In the standard C++ way, you can control the precision as follows:
#include <sstream>
#include <math.h>
#include <iostream>
#include <iomanip>
int main()
{
std::ostringstream sout;
sout << M_PI << '\n';
sout << std::setprecision(99) << M_PI << '\n';
sout << std::setprecision(3) << M_PI << '\n';
sout << std::fixed; //now the setprecision() value will look at the decimal part only.
sout << std::setprecision(3) << M_PI << '\n';
std::cout << sout.str();
}
which will give you the output
3.14159
3.141592653589793115997963468544185161590576171875
3.14
3.142
Use to_string().
example :
#include <iostream>
#include <string>
using namespace std;
int main ()
{
string pi = "pi is " + to_string(3.1415926);
cout<< "pi = "<< pi << endl;
return 0;
}
run it yourself : http://ideone.com/7ejfaU
These are available as well :
string to_string (int val);
string to_string (long val);
string to_string (long long val);
string to_string (unsigned val);
string to_string (unsigned long val);
string to_string (unsigned long long val);
string to_string (float val);
string to_string (double val);
string to_string (long double val);
You could try a more compact style:
std::string number_in_string;
double number_in_double;
std::ostringstream output;
number_in_string = (dynamic_cast< std::ostringstream*>(&(output << number_in_double <<
std::endl)))->str();
You can convert any thing to anything using this function:
template<class T = std::string, class U>
T to(U a) {
std::stringstream ss;
T ret;
ss << a;
ss >> ret;
return ret;
};
usage :
std::string str = to(2.5);
double d = to<double>("2.5");
C++17 has introduced:
std::to_chars, std::to_chars_result - cppreference.com
std::to_chars_result to_chars( char* first, char* last, float value,
std::chars_format fmt, int precision );
std::to_chars_result to_chars( char* first, char* last, double value,
std::chars_format fmt, int precision );
std::to_chars_result to_chars( char* first, char* last, long double value,
std::chars_format fmt, int precision );
Which provide fast low level way to convert floating points into string with some level of format control.

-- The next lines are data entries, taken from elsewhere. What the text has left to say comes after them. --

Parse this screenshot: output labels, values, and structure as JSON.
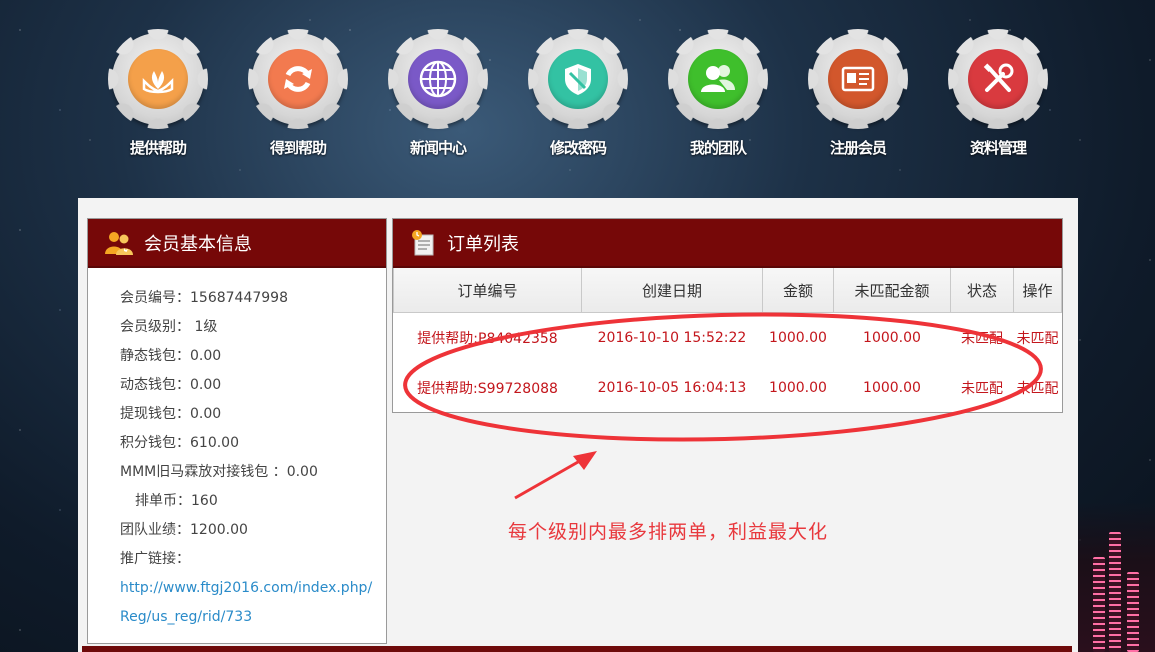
{
  "nav": [
    {
      "label": "提供帮助",
      "icon": "hand-plant-icon",
      "color": "#f4a04a"
    },
    {
      "label": "得到帮助",
      "icon": "refresh-icon",
      "color": "#f27a4f"
    },
    {
      "label": "新闻中心",
      "icon": "globe-icon",
      "color": "#7a59c7"
    },
    {
      "label": "修改密码",
      "icon": "shield-icon",
      "color": "#33c2a3"
    },
    {
      "label": "我的团队",
      "icon": "team-icon",
      "color": "#3fbf2c"
    },
    {
      "label": "注册会员",
      "icon": "id-card-icon",
      "color": "#d2572c"
    },
    {
      "label": "资料管理",
      "icon": "tools-icon",
      "color": "#d93a3f"
    }
  ],
  "member": {
    "title": "会员基本信息",
    "fields": [
      {
        "label": "会员编号：",
        "value": "15687447998"
      },
      {
        "label": "会员级别：",
        "value": " 1级"
      },
      {
        "label": "静态钱包：",
        "value": "0.00"
      },
      {
        "label": "动态钱包：",
        "value": "0.00"
      },
      {
        "label": "提现钱包：",
        "value": "0.00"
      },
      {
        "label": "积分钱包：",
        "value": "610.00"
      },
      {
        "label": "MMM旧马霖放对接钱包 ：",
        "value": "0.00"
      },
      {
        "label": "排单币：",
        "value": "160"
      },
      {
        "label": "团队业绩：",
        "value": "1200.00"
      },
      {
        "label": "推广链接：",
        "value": ""
      }
    ],
    "link_line1": "http://www.ftgj2016.com/index.php/",
    "link_line2": "Reg/us_reg/rid/733"
  },
  "orders": {
    "title": "订单列表",
    "columns": [
      "订单编号",
      "创建日期",
      "金额",
      "未匹配金额",
      "状态",
      "操作"
    ],
    "rows": [
      [
        "提供帮助:P84042358",
        "2016-10-10 15:52:22",
        "1000.00",
        "1000.00",
        "未匹配",
        "未匹配"
      ],
      [
        "提供帮助:S99728088",
        "2016-10-05 16:04:13",
        "1000.00",
        "1000.00",
        "未匹配",
        "未匹配"
      ]
    ]
  },
  "annotation": {
    "text": "每个级别内最多排两单，利益最大化",
    "color": "#e8383d"
  },
  "colors": {
    "header_red": "#760808",
    "order_text": "#c3161c",
    "link_blue": "#2a8bc9"
  }
}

This should be fast since no allocation is done, only custom implementation for specific scenario should be faster.
C++20 has introduced high level easy to use format string (equivalent of fmt library):
std::format - cppreference.com
std::format
template< class... Args >
std::string format( /*format_string<Args...>*/ fmt, Args&&... args );
template< class... Args >
std::wstring format( /*wformat_string<Args...>*/ fmt, Args&&... args );
template< class... Args >
std::string format( const std::locale& loc,
/*format_string<Args...>*/ fmt, Args&&... args );
template< class... Args >
std::wstring format( const std::locale& loc,
/*wformat_string<Args...>*/ fmt, Args&&... args );
Which is quite nice and handy. Should be faster then sprintf.